La CIIVISE (Commission indépendante sur l’inceste et les violences sexuelles faites aux enfants) a souligné dans ses communiqués du 19 novembre 2024 puis du 7 avril 2025 l’urgence de doter notre droit d’un « dispositif de protection urgente » des enfants lorsque des violences sont dénoncées à leur encontre, et ce dès le début de l’enquête pénale. Cette lacune n’a pas été comblée par la loi du 18 mars 2024 qui, rappelons-le, ne concerne que le parent « mis en examen » par un juge d’instruction ou faisant l’objet de « poursuites » par le Procureur à l’issue de l’enquête préliminaire. Aujourd’hui, le délai moyen d’une enquête pour un viol incestueux est de cinq ans et pour une agression sexuelle incestueuse de trois ans. Dans la proposition de loi intégrale transpartisane présentée par Mme Thiébault-Martinez, la procédure prévoit un délai maximal de six jours à compter de la saisine du juge, permettant une réaction judiciaire rapide face au danger.

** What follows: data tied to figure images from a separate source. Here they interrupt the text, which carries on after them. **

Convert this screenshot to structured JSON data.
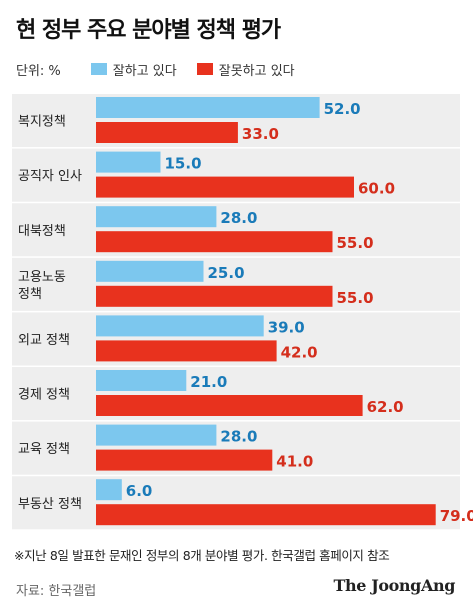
{
  "title": "현 정부 주요 분야별 정책 평가",
  "legend": {
    "unit": "단위: %",
    "good_label": "잘하고 있다",
    "bad_label": "잘못하고 있다"
  },
  "colors": {
    "good": "#7cc7ee",
    "bad": "#e8321e",
    "good_text": "#1a7bb9",
    "bad_text": "#d42e1c",
    "row_bg": "#eeeeee"
  },
  "chart_data": {
    "type": "bar",
    "orientation": "horizontal",
    "categories": [
      "복지정책",
      "공직자 인사",
      "대북정책",
      "고용노동\n정책",
      "외교 정책",
      "경제 정책",
      "교육 정책",
      "부동산 정책"
    ],
    "series": [
      {
        "name": "잘하고 있다",
        "values": [
          52.0,
          15.0,
          28.0,
          25.0,
          39.0,
          21.0,
          28.0,
          6.0
        ]
      },
      {
        "name": "잘못하고 있다",
        "values": [
          33.0,
          60.0,
          55.0,
          55.0,
          42.0,
          62.0,
          41.0,
          79.0
        ]
      }
    ],
    "xlim": [
      0,
      100
    ],
    "grid": false,
    "legend_position": "top"
  },
  "footnote": "※지난 8일 발표한 문재인 정부의 8개 분야별 평가. 한국갤럽 홈페이지 참조",
  "source": "자료: 한국갤럽",
  "brand": "The JoongAng"
}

Cette rapidité d’intervention est essentielle pour pallier les insuffisances des dispositifs actuels de protection des mineurs victimes de violences. Or, le projet de loi actuel supprime tout délai dans lequel devrait se prononcer le Procureur de la République. Il ne permet donc pas, en l’état, de créer un dispositif urgent de protection. Le présent amendement consiste à insérer un délai de six jours à compter de la saisine du juge.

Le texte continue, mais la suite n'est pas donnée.